Let’s assume there is a strong, steady crosswind from the right. This generates a force on the car tending to push the car toward the left side of the lane. In our proportional control system model, this will generate an error, causing you to turn the steering wheel clockwise, which angles the front wheels toward the right, thus generating a counterforce to oppose the force of the wind. In the steady state, the proportional system will keep the wheels turned as needed to oppose the wind-force, but the car will not return to the centerline as there needs to be some error between perceived position and reference if the counteracting output is to be maintained. If the gain of this system is low, there may be a relatively large remaining positional error.
Of course, we don’t drive that way, or at least I don’t. I continue to keep the wheels turned until the car returns to the centerline despite the continued force of the wind acting on the car. So a pure proportional control system does not provide an adequate model of human car-steering behavior.

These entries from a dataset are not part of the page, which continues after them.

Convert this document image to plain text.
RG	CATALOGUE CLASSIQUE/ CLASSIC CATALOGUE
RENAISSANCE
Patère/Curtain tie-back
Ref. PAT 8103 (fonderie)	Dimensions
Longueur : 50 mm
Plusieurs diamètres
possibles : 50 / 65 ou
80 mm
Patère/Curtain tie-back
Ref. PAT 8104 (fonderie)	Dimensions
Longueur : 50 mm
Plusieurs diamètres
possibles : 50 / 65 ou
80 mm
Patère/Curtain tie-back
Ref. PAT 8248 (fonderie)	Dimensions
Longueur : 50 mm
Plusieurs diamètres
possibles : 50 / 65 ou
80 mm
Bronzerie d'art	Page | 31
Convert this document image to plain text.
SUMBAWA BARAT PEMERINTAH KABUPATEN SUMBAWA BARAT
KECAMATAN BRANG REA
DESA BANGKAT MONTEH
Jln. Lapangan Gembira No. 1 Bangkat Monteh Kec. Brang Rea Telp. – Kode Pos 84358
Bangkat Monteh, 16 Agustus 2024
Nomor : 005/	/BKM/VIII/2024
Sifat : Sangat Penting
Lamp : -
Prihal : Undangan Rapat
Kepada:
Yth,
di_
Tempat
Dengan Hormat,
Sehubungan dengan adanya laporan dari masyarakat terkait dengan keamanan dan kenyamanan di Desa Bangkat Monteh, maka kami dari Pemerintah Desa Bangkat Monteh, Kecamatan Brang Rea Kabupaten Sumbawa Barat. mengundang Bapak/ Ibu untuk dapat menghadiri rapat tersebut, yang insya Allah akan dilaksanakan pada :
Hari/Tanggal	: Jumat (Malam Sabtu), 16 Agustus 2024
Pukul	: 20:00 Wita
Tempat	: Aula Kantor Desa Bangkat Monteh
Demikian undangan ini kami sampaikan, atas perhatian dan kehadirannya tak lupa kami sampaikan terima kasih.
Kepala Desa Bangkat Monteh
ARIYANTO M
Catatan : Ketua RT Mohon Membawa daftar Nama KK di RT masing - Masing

To correct this flaw, we can add integral control. With integral control, the error between reference and perception cumulates over time (integrates). As with proportional control, this error, which in the case of our constant wind-disturbance would be growing rapidly, produces as before an output proportional to the error, an output that opposes the effect of the disturbance (wind-force) on the perceived position of the car. However, with integral control, the system can decrease the error only by producing an opposing error (error of the opposite sign) that when added to the integral error, reduces it. To accomplish this as a driver, you would have to continue keeping the wheels turned to the right until your car crossed the center of the lane (your reference position), then correct in the other direction to bring the car back to center. This will allow the simulated car to return to the center (as the human driver does) despite the continued effect of the disturbance.
But is this a good model of a human driver’s control of perceived car position? I myself do not perceive myself to be acting in this way unless I have inadvertently over-corrected. Instead, I turn the steering wheel to produce a relatively steady return toward the center and then reduce the steering wheel angle as the car approaches my reference position for it, until the car stops moving toward the right just as I reach the reference position. Perhaps proportional-integral control can accomplish this with the right gains for the proportional and integral terms. Rupert has done modeling of car-steering: Rupert, what are your thoughts on this? (Comments from others are welcome as well.)